Under Sri Lanka’s law, children under 14 years of age cannot be used for work and encouragingly primary school attendance is about 96%, which means the bulk of children do receive a basic level of education. However, poverty remains at the core of the problem with many students, not having access to education, proper nutrition and a protected environment to grow up in. Many children of plantation areas, to take an example, are not supported to continue their education and are often expected to earn to meet family needs. School dropout rates are high in many parts of the country, including in an outside the affluent Western Province, with youngsters above 14 years engaging in informal work.
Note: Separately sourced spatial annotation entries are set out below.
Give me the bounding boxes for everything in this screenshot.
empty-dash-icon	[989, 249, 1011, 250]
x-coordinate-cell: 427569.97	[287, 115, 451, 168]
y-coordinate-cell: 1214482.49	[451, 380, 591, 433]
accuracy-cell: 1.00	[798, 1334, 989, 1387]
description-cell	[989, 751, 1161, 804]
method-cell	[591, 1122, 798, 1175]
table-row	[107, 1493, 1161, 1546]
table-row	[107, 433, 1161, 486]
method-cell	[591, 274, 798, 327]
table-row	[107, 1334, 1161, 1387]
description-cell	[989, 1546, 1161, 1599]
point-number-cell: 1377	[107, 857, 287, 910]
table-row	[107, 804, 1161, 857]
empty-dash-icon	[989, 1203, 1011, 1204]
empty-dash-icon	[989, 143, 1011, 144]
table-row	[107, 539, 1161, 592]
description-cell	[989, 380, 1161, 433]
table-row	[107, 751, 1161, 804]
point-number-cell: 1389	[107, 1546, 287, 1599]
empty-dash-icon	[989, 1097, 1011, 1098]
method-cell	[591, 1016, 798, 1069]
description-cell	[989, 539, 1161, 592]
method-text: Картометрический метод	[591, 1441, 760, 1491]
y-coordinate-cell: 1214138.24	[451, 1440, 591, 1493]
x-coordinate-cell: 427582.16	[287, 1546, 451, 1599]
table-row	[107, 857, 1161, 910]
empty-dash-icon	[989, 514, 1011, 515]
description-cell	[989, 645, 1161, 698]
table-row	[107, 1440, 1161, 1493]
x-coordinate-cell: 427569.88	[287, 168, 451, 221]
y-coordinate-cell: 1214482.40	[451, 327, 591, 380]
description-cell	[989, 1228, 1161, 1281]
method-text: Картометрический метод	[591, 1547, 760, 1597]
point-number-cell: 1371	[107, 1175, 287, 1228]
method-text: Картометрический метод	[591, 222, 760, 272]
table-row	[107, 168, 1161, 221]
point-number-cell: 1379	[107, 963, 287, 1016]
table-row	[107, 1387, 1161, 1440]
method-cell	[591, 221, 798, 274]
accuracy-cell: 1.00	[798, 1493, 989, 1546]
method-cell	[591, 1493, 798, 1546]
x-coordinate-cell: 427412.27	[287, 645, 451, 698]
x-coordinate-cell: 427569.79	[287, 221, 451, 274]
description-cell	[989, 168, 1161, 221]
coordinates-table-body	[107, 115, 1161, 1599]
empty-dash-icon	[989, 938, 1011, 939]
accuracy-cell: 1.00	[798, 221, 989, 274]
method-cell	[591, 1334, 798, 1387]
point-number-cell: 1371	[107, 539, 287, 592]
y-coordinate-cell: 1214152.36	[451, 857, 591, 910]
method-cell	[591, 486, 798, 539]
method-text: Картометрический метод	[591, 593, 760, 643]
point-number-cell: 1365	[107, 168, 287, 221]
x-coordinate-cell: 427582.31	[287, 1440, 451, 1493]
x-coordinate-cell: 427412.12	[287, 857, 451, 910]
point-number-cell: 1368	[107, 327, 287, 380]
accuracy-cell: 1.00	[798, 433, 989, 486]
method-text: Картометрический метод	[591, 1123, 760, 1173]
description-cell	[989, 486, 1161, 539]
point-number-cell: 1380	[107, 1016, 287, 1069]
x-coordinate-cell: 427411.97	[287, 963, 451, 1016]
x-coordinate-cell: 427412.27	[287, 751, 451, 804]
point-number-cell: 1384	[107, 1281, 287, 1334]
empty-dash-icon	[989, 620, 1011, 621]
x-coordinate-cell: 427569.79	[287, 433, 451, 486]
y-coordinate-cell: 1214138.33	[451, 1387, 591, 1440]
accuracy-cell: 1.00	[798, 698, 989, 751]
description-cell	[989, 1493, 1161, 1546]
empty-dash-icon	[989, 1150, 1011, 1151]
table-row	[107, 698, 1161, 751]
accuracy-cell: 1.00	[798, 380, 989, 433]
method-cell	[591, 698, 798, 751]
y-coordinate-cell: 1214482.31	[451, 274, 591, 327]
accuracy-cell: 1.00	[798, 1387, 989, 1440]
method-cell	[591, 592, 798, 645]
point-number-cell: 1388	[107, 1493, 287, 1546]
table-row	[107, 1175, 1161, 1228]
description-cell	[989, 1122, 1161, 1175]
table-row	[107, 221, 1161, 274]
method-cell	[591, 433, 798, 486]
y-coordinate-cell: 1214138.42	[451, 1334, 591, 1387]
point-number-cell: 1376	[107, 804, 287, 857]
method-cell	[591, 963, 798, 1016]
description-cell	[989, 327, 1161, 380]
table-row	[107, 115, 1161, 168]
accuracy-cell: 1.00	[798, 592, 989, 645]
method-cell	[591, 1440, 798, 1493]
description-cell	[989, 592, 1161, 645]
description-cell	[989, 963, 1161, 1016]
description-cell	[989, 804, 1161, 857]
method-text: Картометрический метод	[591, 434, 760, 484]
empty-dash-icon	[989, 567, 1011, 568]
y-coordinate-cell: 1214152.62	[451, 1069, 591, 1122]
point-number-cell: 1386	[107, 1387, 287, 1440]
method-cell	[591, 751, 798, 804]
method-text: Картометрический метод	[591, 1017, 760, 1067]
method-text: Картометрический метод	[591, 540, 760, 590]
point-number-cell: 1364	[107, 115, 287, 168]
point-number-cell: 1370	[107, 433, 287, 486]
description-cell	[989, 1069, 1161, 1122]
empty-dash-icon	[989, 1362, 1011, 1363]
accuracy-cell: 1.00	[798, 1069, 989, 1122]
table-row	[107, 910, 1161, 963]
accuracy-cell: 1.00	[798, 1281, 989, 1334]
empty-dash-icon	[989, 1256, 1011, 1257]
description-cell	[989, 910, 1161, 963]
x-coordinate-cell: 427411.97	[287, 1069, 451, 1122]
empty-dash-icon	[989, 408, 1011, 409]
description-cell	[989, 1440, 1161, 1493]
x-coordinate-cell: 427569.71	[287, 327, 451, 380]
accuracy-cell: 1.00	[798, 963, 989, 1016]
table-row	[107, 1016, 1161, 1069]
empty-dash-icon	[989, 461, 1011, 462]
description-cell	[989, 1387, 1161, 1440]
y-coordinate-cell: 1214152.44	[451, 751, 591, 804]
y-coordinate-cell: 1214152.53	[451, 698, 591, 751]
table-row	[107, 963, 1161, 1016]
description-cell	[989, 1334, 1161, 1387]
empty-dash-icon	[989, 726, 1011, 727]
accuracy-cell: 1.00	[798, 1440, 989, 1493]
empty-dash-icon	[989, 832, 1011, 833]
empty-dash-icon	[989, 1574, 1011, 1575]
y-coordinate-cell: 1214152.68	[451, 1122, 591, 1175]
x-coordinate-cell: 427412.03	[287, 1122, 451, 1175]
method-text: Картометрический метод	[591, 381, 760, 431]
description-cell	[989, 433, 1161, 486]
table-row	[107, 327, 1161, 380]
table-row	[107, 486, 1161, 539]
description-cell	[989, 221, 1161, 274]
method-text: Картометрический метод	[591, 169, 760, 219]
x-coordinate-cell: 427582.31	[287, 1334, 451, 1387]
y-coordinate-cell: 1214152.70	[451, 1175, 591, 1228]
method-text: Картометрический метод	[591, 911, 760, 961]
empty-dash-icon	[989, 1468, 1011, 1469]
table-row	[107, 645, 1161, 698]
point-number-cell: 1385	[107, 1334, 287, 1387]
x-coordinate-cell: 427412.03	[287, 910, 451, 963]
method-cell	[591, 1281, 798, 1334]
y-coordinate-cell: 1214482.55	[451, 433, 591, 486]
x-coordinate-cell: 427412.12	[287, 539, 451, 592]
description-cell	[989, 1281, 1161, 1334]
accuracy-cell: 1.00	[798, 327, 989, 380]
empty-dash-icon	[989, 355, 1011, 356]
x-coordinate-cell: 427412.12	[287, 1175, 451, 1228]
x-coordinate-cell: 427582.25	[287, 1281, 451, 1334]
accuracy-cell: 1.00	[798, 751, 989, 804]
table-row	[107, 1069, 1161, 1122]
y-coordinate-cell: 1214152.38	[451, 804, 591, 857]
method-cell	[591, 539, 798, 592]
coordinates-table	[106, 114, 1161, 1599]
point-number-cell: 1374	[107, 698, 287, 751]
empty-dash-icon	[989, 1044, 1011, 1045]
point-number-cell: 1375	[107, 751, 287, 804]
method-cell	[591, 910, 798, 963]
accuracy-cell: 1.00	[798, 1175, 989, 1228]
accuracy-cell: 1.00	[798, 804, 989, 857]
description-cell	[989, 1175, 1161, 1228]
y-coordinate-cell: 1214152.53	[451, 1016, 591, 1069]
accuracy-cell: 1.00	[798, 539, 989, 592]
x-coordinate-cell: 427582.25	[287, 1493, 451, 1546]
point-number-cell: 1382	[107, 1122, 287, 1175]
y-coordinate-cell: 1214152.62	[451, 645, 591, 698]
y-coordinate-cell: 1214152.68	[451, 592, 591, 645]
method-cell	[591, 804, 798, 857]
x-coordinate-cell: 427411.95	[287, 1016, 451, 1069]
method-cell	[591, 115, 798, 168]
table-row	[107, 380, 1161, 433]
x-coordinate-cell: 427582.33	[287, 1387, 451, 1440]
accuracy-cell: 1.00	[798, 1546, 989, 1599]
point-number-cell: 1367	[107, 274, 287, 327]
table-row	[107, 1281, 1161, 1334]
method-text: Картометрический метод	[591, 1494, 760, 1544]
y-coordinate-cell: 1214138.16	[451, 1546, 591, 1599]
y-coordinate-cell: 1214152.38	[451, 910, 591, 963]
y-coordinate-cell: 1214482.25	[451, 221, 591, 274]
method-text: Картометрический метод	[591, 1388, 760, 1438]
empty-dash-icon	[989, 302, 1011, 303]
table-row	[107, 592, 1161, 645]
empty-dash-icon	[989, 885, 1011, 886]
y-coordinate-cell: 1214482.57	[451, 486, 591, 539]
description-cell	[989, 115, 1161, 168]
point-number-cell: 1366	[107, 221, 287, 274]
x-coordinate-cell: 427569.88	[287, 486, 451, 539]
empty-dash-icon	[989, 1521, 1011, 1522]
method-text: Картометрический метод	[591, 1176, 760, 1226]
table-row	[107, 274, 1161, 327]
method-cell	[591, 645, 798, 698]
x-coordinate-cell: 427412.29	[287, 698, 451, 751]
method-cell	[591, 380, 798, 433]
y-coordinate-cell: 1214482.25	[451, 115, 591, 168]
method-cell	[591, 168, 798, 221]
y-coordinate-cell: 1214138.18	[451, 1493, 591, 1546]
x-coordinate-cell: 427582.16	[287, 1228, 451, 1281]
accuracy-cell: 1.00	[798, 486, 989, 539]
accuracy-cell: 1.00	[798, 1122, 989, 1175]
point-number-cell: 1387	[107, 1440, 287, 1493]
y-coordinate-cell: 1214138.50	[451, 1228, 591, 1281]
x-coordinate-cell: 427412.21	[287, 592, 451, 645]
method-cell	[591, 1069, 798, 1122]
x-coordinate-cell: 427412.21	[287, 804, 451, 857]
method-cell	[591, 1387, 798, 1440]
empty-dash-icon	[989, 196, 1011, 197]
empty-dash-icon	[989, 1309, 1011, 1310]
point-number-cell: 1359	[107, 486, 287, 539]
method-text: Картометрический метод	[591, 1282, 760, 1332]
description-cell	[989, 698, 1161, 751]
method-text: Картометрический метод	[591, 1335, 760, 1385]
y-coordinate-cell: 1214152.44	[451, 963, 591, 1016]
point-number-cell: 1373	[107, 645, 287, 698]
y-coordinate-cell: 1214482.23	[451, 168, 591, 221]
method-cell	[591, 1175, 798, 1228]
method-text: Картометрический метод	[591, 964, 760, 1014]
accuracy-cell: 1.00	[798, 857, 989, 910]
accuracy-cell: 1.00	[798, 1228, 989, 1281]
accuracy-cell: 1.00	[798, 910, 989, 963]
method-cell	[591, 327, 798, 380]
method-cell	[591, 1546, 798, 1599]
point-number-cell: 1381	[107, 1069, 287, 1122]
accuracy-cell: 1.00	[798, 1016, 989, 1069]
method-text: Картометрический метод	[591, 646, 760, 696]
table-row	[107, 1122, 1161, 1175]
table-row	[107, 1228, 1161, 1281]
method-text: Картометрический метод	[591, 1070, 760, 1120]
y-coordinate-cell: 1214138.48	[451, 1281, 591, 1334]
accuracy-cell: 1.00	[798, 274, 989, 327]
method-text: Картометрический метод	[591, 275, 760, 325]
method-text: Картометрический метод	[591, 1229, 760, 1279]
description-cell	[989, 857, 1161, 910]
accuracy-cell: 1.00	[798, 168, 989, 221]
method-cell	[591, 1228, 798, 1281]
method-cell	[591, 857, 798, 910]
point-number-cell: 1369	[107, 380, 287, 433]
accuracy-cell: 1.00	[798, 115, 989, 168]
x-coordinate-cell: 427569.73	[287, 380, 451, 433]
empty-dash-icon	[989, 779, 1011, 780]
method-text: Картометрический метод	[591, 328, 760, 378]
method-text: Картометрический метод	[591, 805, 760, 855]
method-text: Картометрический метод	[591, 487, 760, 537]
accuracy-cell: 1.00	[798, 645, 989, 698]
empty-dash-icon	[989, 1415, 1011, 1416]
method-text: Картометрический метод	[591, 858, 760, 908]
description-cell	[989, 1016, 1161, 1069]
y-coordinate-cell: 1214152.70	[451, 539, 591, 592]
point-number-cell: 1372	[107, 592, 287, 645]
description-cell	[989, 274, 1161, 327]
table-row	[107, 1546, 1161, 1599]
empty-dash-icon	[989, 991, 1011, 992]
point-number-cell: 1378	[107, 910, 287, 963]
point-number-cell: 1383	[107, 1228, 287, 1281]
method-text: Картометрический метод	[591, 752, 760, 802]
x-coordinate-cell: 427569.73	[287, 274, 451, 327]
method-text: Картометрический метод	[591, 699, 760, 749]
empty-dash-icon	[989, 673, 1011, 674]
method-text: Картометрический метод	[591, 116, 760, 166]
Dealing with this situation requires a multi-pronged approach. Officials at provincial and Grama Niladari levels have to be given the resources to visit and document vulnerable children and track their process in a systematic way. These children then need to be connected to a national welfare system, either sponsored by individuals or corporate donors, or the State. The data provided by the officials would give a comprehensive understanding of where the most vulnerable children live and how they can be looked after. But right now there is no system or resources in place to do any of this.
The second solution to the problem is clear: companies must deploy deep supply chain investigation and remediation. But there is a distinction between ensuring an absence of child labour from production sites, and stopping child labour altogether. To eradicate the problem, Sri Lankans must change the social norms and other conditions that foment exploitation.
A third step is critical but is perhaps the hardest of all. Ensuring legal and judicial protection for victims of child labour and trafficking. The Department of Labour reportedly receives an average of 200 complaints each month reporting of instances of child labour but resources to investigate the calls are so limited that only a fraction of them, sometimes as few as nine cases for the whole year, reach the courts. Once there they predictably get bogged down in legal red tape and justice is denied. This same bottleneck is experienced time and again in other forms of child abuse as well.
An oath to end child labour is meaningless if it is not backed by long-term plans and sustainable funding mechanisms. But it can be a start.